Por más que algunos quisieran prolongar indefinidamente la lucha electoral de 2012 en México, ésta ha terminado. Las impugnaciones seguirán su curso legal, pero en este momento, tanto en el país como en el extranjero, la gente bien informada sabe que el próximo presidente será el priísta Enrique Peña Nieto, quien en las elecciones del pasado uno de julio se impuso con amplio margen a su principal oponente de izquierda Andrés Manuel López Obrador. De hecho, Peña se prepara ya para asumir el Gobierno de la República el día uno de diciembre del año en curso.

Las reformas estructurales no pueden postergarse más

Hay muchas tareas urgentes en el país, pero lo esencial es llevar a cabo las reformas estructurales que se requieren y que se han venido postergando desde hace años, entre ellas la hacendaria, la laboral, la energética y el sistema de seguridad social, que está a punto de quebrar. Para sacar adelante éstas y otras reformas, el PRI tendrá que echar mano de sus mejores operadores políticos, ya que aún siendo la primera fuerza en las Cámaras de Diputados y de Senadores, no tendrá un dominio absoluto. Forzosamente tendrá que conciliar intereses.

Recuperar la seguridad pública y la paz social

Otra tarea urgente de Peña será la recuperación de la seguridad pública y la paz social, que se rompió sobre todo durante el último sexenio encabezado por el panista Felipe Calderón, pero que durante 70 años fue una preocupación constante de los gobiernos priístas. Cierto es que en ocasiones, como en 1968 y en los años 70, los gobiernos recurrieron a acciones drásticas para mantener la paz pública, pero el desarrollo político alcanzado por la sociedad mexicana hace ya imposible el retorno del autoritarismo.

El presidente electo ha reiterado que no habrá pacto ni tregua contra el crimen organizado, pero también ha insistido en que mejorará la estrategia para combatirlo con recursos de inteligencia y no sólo con la fuerza. Esto permitirá reducir los daños colaterales, traducidos en los últimos años en la muerte de miles de inocentes.

El compromiso de Peña es disminuir al menos en 50 por ciento la tasa de homicidios y de secuestros en el país, reduciendo las extorsiones y la trata de personas.

El crecimiento económico, tarea fundamental

Más de 50 millones de pobres, dos millones de desempleados, un sector de comercio informal cada vez más fuerte y la urgencia de una reforma fiscal justa y equitativa, son asuntos pendientes en materia económica.

El país necesita generar más y mejores empleos. Sabido es que el crecimiento económico no siempre es determinado por políticas nacionales o locales, sino por circunstancias internacionales, pero el Gobierno puede hacer mucho más para incentivar la inversión y detonar el potencial turístico y energético, empezando por hacer efectiva la simplificación administrativa. El burocratismo, generador de corrupción, tendrá que ser combatido a fondo.

Ligada a la generación de empleos bien remunerados destaca la educación. Es fuerte el reclamo para que ésta ya no sea manejada por líderes sindicales, sino por un ejercicio responsable de gobierno. Retomar el mando directo de la educación, a través de la dependencia oficial correspondiente, es un reto político para el nuevo régimen.
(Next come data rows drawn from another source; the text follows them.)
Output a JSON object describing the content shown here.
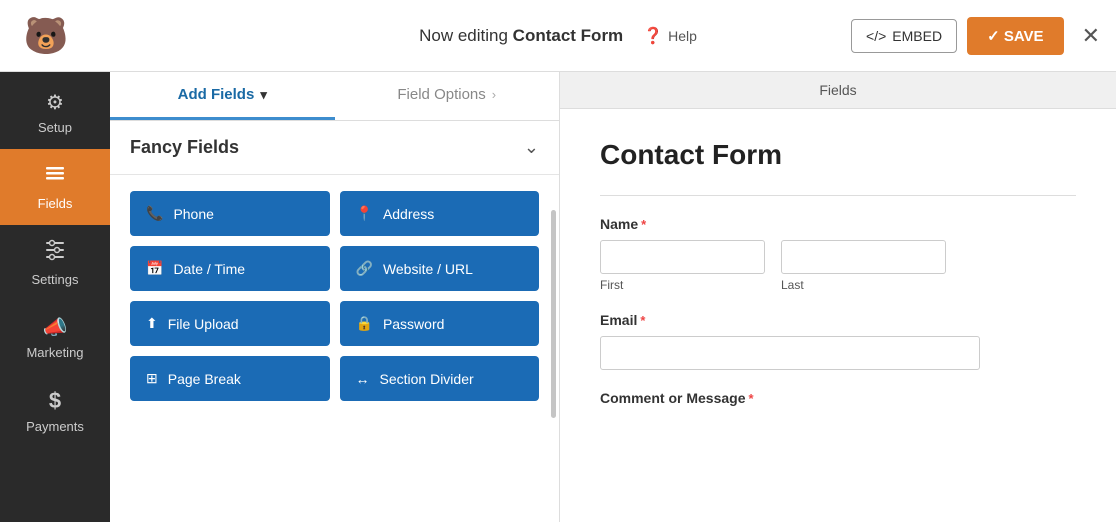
{
  "topbar": {
    "editing_prefix": "Now editing ",
    "form_name": "Contact Form",
    "help_label": "Help",
    "embed_label": "EMBED",
    "save_label": "✓ SAVE",
    "close_label": "✕"
  },
  "sidenav": {
    "items": [
      {
        "id": "setup",
        "label": "Setup",
        "icon": "⚙"
      },
      {
        "id": "fields",
        "label": "Fields",
        "icon": "☰",
        "active": true
      },
      {
        "id": "settings",
        "label": "Settings",
        "icon": "⊟"
      },
      {
        "id": "marketing",
        "label": "Marketing",
        "icon": "📣"
      },
      {
        "id": "payments",
        "label": "Payments",
        "icon": "$"
      }
    ]
  },
  "panel": {
    "tabs": [
      {
        "id": "add-fields",
        "label": "Add Fields",
        "active": true
      },
      {
        "id": "field-options",
        "label": "Field Options",
        "active": false
      }
    ],
    "fancy_fields_label": "Fancy Fields",
    "buttons": [
      {
        "id": "phone",
        "label": "Phone",
        "icon": "📞"
      },
      {
        "id": "address",
        "label": "Address",
        "icon": "📍"
      },
      {
        "id": "date-time",
        "label": "Date / Time",
        "icon": "📅"
      },
      {
        "id": "website-url",
        "label": "Website / URL",
        "icon": "🔗"
      },
      {
        "id": "file-upload",
        "label": "File Upload",
        "icon": "⬆"
      },
      {
        "id": "password",
        "label": "Password",
        "icon": "🔒"
      },
      {
        "id": "page-break",
        "label": "Page Break",
        "icon": "⊞"
      },
      {
        "id": "section-divider",
        "label": "Section Divider",
        "icon": "↔"
      }
    ]
  },
  "preview": {
    "fields_tab_label": "Fields",
    "form_title": "Contact Form",
    "name_label": "Name",
    "first_label": "First",
    "last_label": "Last",
    "email_label": "Email",
    "comment_label": "Comment or Message"
  }
}
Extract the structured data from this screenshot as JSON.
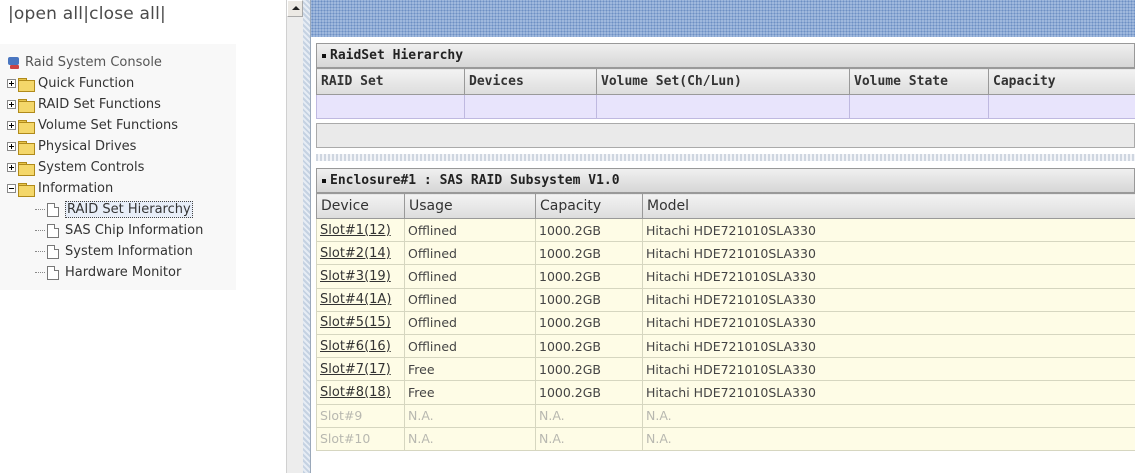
{
  "topbar": {
    "open_all": "|open all",
    "close_all": "|close all|"
  },
  "tree": {
    "root": "Raid System Console",
    "folders": [
      "Quick Function",
      "RAID Set Functions",
      "Volume Set Functions",
      "Physical Drives",
      "System Controls",
      "Information"
    ],
    "info_items": [
      "RAID Set Hierarchy",
      "SAS Chip Information",
      "System Information",
      "Hardware Monitor"
    ]
  },
  "raidset": {
    "title": "RaidSet Hierarchy",
    "headers": [
      "RAID Set",
      "Devices",
      "Volume Set(Ch/Lun)",
      "Volume State",
      "Capacity"
    ]
  },
  "enclosure": {
    "title": "Enclosure#1 : SAS RAID Subsystem V1.0",
    "headers": [
      "Device",
      "Usage",
      "Capacity",
      "Model"
    ],
    "rows": [
      [
        "Slot#1(12)",
        "Offlined",
        "1000.2GB",
        "Hitachi HDE721010SLA330"
      ],
      [
        "Slot#2(14)",
        "Offlined",
        "1000.2GB",
        "Hitachi HDE721010SLA330"
      ],
      [
        "Slot#3(19)",
        "Offlined",
        "1000.2GB",
        "Hitachi HDE721010SLA330"
      ],
      [
        "Slot#4(1A)",
        "Offlined",
        "1000.2GB",
        "Hitachi HDE721010SLA330"
      ],
      [
        "Slot#5(15)",
        "Offlined",
        "1000.2GB",
        "Hitachi HDE721010SLA330"
      ],
      [
        "Slot#6(16)",
        "Offlined",
        "1000.2GB",
        "Hitachi HDE721010SLA330"
      ],
      [
        "Slot#7(17)",
        "Free",
        "1000.2GB",
        "Hitachi HDE721010SLA330"
      ],
      [
        "Slot#8(18)",
        "Free",
        "1000.2GB",
        "Hitachi HDE721010SLA330"
      ],
      [
        "Slot#9",
        "N.A.",
        "N.A.",
        "N.A."
      ],
      [
        "Slot#10",
        "N.A.",
        "N.A.",
        "N.A."
      ]
    ]
  }
}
Transparencia en la administración pública

También se considera imperativo un ejercicio transparente y eficaz del gasto público, evitando el despilfarro de recursos, que especialmente en el año en curso se realizó en propaganda inútil y hasta lesiva para la democracia.

El modelo representativo también es cuestionado

Un desafío más para el nuevo gobierno es corregir el modelo representativo, porque en aras del ahorro y de un sano desarrollo democrático ha llegado el tiempo de desaparecer los escaños plurinominales en el Congreso de la Unión y también en los Estados. Peña se ha propuesto la eliminación de una parte de esos escaños, pero hay una fuerte corriente a favor de la eliminación total de los mismos, por inútiles y onerosos.

En conclusión, además de garantizar la gobernabilidad amenazada por grupos que se manifestan en su contra, el presidente electo Enrique Peña Nieto afronta grandes desafíos, como son hacer realidad las reformas estructurales, recuperar la seguridad pública, aumentar la inversión y el empleo, transparentar la administración e impulsar un nuevo modelo representativo que responda a las necesidades impuestas por el desarrollo político, económico y social del país. Tareas nada fáciles.